Can you explain the laws that should be applying to Bush?

The FEC has substantially weakened the coordination statute through improper regulations that they don’t enforce anyway. But there is a provision, which was enacted as part of the ban on soft money and federal candidates soliciting soft money, that prohibits a federal candidate directly or indirectly from, in essence, having the kind of individual-candidate super PACs that these presidential candidates apparently are going to have. So the Bush folks argue, well, he’s not a candidate so he can do all of this. And they argue that once he becomes a candidate, he won’t coordinate. But that misses the provision that we’re focused on, which is even if he’s not a candidate now -- and we don’t see that -- and then he becomes a candidate, that provision [against having an individual-candidate super PAC] kicks in. And we believe it kicks in in a way that clearly covers him and others who may pursue this route.
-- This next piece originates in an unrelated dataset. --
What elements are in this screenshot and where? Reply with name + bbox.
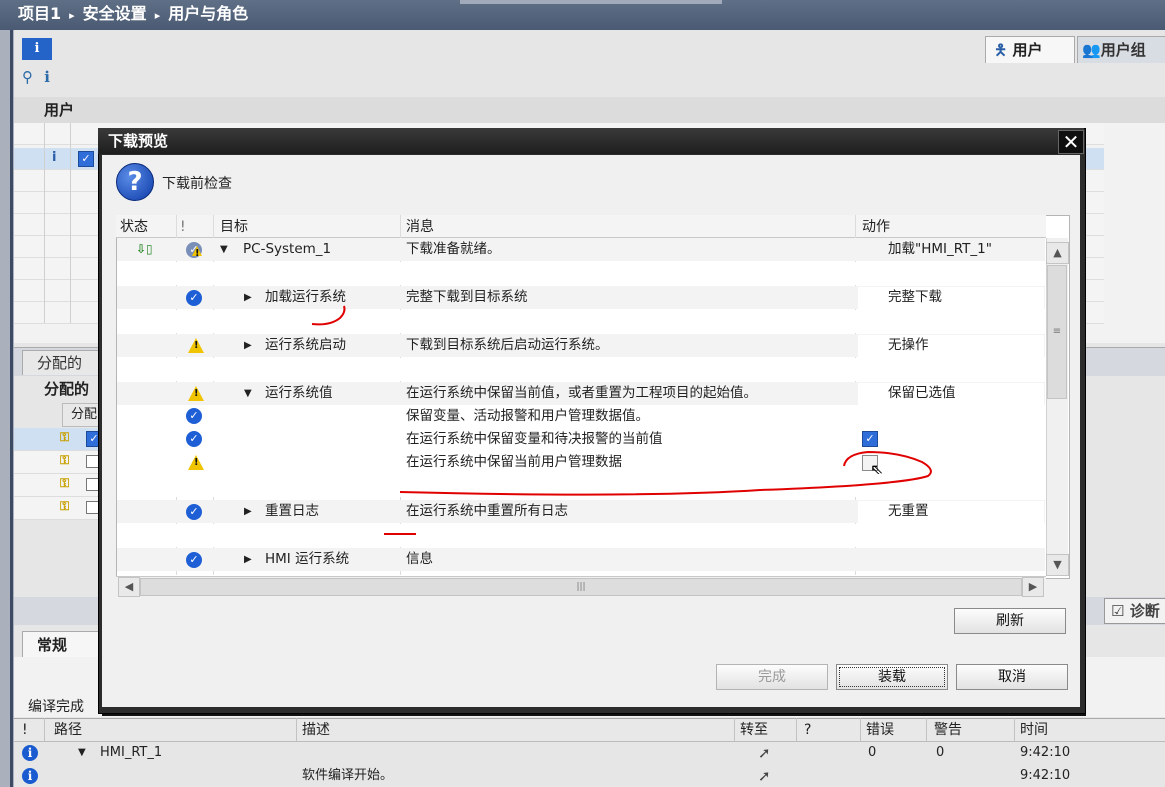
refresh-button[interactable]: 刷新 [954, 608, 1066, 634]
finish-button[interactable]: 完成 [716, 664, 828, 690]
cancel-button[interactable]: 取消 [956, 664, 1068, 690]
load-button[interactable]: 装载 [836, 664, 948, 690]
As I said earlier, we’ll go to the Federal Election Commission, even though it’s paralyzed by three commissioners who oppose the laws and therefore don’t enforce them. But we’re also going to go to the Justice Department and ask for criminal investigations. And we do have the precedent that the Justice Department in February obtained its first criminal conviction ever for illegal activity involving a congressional campaign and a super PAC supporting the campaign.

But, you know, as long as we are existing in a system where candidates and political operatives assume that the campaign finance laws will not be enforced, for all practical purposes we don’t have campaign finance laws. We don’t have provisions -- we don’t have the contribution limits that Congress enacted to prevent corruption that the Supreme Court to this day has upheld as preventing corruption.
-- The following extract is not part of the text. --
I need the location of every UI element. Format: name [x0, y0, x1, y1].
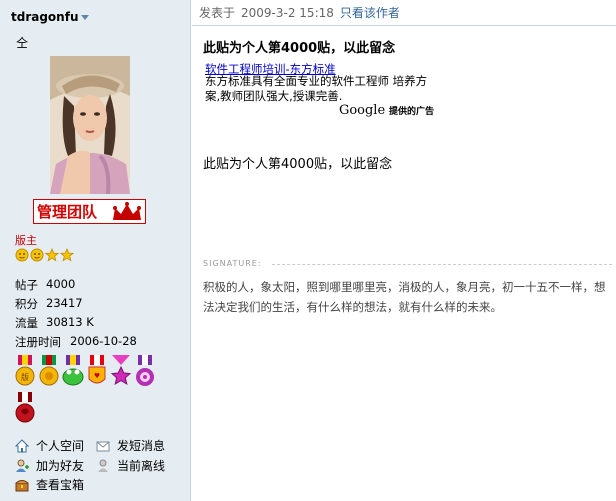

What about the rules about becoming a candidate?

Those are the "testing the waters" provision. That is not statutory, it’s regulations. But we filed complaints saying that Jeb Bush and Scott Walker and Martin O’Malley and [Rick] Santorum, in our view, are all violating the testing-the-waters provisions.

We’re in Catch-22 here. These campaigns thumb their noses at any claims of illegality by simply saying what they’re doing is legal and counting on the fact that the Federal Election Commission won’t do anything about it. I mean, what Jeb Bush has done in this election is unprecedented and obviously unthought of prior to the 2016 presidential race.

What is the worst-case scenario for how long he can pretend to not be a candidate? Could this go into August?

I have no idea. The worst-case scenario here is we end up with massive corruption if and when one of these candidates is elected. There’s no way to know how long they think they can get away without declaring a candidacy.

Now, you know, many of these problems could be corrected if you had a real enforcement agency, if you had a Congress that was open to fixing the problems. These are not insurmountable problems. What is currently insurmountable is a Congress that won’t address fundamental problems and an enforcement agency that won’t do its job. I do not expect that to last forever.

This is an absolute disaster for the American people, and it is a direct result of the Supreme Court’s decision in the Citizens United case. There are growing efforts to build a national movement to challenge and change this system, and that movement is going to grow exponentially as this campaign process unfolds.